Рыльский. Вот вам этот добросовестный критик, который ни за что в мире не назовет дурное хорошим, а хорошее дурным; который, не имея никаких прав на уважение и доверие своих читателей, ругает все…

Авдотья Ивановна. Да, конечно, и я скажу: он слишком желчен. Приговоры его так резки!.. А впрочем, что ж такое?… Ну, если в самом деле это его миссия?…

Рыльский. И, полноте, Авдотья Ивановна! Да этак, пожалуй, каждый задорный бурлак вообразит, что у него есть миссия обижать всякого, кто не поднес ему вина.

Гуськов. Все так, Артемий Захарьич, а воля ваша — бойкое перо, сударь, бойкое!

Рыльский. Послушайте, Федор Федорович, если б это говорили одни вы, так я бы только засмеялся, но, к несчастию, много есть людей, которые повторяют вместе с вами: «Ну, как он отделал! Бойкое, сударь, перо, бойкое!» А эти журнальные кулачные бойцы того только и добиваются. Право, грустно, когда подумаешь! Посмотрите, например, как соседи наши, немцы, любят и уважают своих родных писателей. А мы… Да что и говорить об этом!
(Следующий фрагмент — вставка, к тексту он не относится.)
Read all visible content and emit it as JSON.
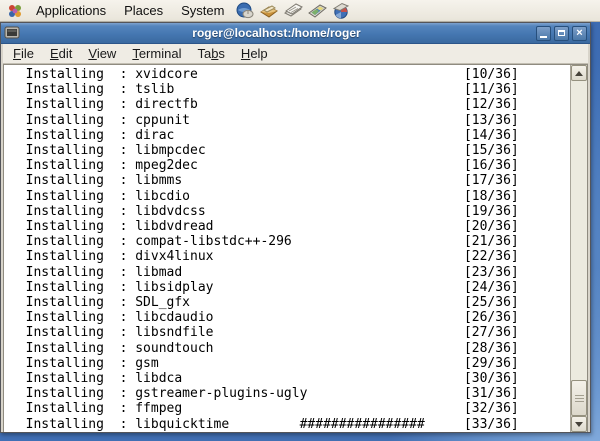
{
  "panel": {
    "menus": [
      {
        "label": "Applications"
      },
      {
        "label": "Places"
      },
      {
        "label": "System"
      }
    ],
    "launcher_icons": [
      "web-browser",
      "email-client",
      "documents-writer",
      "display-impress",
      "globe-chart"
    ],
    "logo_icon": "distro-flower-logo"
  },
  "window": {
    "title": "roger@localhost:/home/roger",
    "icon": "terminal-icon",
    "controls": [
      "minimize",
      "maximize",
      "close"
    ],
    "menubar": [
      {
        "label": "File",
        "mnemonic": 0
      },
      {
        "label": "Edit",
        "mnemonic": 0
      },
      {
        "label": "View",
        "mnemonic": 0
      },
      {
        "label": "Terminal",
        "mnemonic": 0
      },
      {
        "label": "Tabs",
        "mnemonic": 2
      },
      {
        "label": "Help",
        "mnemonic": 0
      }
    ]
  },
  "terminal": {
    "line_prefix": "  Installing  : ",
    "counter_column": 58,
    "hash_column": 37,
    "lines": [
      {
        "package": "xvidcore",
        "counter": "[10/36]"
      },
      {
        "package": "tslib",
        "counter": "[11/36]"
      },
      {
        "package": "directfb",
        "counter": "[12/36]"
      },
      {
        "package": "cppunit",
        "counter": "[13/36]"
      },
      {
        "package": "dirac",
        "counter": "[14/36]"
      },
      {
        "package": "libmpcdec",
        "counter": "[15/36]"
      },
      {
        "package": "mpeg2dec",
        "counter": "[16/36]"
      },
      {
        "package": "libmms",
        "counter": "[17/36]"
      },
      {
        "package": "libcdio",
        "counter": "[18/36]"
      },
      {
        "package": "libdvdcss",
        "counter": "[19/36]"
      },
      {
        "package": "libdvdread",
        "counter": "[20/36]"
      },
      {
        "package": "compat-libstdc++-296",
        "counter": "[21/36]"
      },
      {
        "package": "divx4linux",
        "counter": "[22/36]"
      },
      {
        "package": "libmad",
        "counter": "[23/36]"
      },
      {
        "package": "libsidplay",
        "counter": "[24/36]"
      },
      {
        "package": "SDL_gfx",
        "counter": "[25/36]"
      },
      {
        "package": "libcdaudio",
        "counter": "[26/36]"
      },
      {
        "package": "libsndfile",
        "counter": "[27/36]"
      },
      {
        "package": "soundtouch",
        "counter": "[28/36]"
      },
      {
        "package": "gsm",
        "counter": "[29/36]"
      },
      {
        "package": "libdca",
        "counter": "[30/36]"
      },
      {
        "package": "gstreamer-plugins-ugly",
        "counter": "[31/36]"
      },
      {
        "package": "ffmpeg",
        "counter": "[32/36]"
      },
      {
        "package": "libquicktime",
        "hashes": "################",
        "counter": "[33/36]"
      }
    ]
  },
  "colors": {
    "desktop_blue": "#3f6fb6",
    "panel_bg": "#efebe2",
    "titlebar_blue": "#4577b1",
    "terminal_bg": "#ffffff",
    "terminal_fg": "#000000"
  }
}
Каждый литературный торгаш, желающий забросать своей природной грязью творение истинного таланта, менее или более, а непременно найдет отголосок в наших обществах; как же ему не подумать, что он подлинно великий критик и непогрешающий судия нашей словесности, когда вместо общего презрения он часто встречает одобрительную улыбку и слышит похвалы вроде той, которою вы сейчас почтили господина Наянова!

Гуськов. Однако ж, Артемий Захарьич, если какой-нибудь, по словам вашим, литературный торгаш на всех нападает, а никто не защищается и все молчат, так, извините, — и я подумаю, что этот торгаш прав и что все люди просвещенные уважают его мнение.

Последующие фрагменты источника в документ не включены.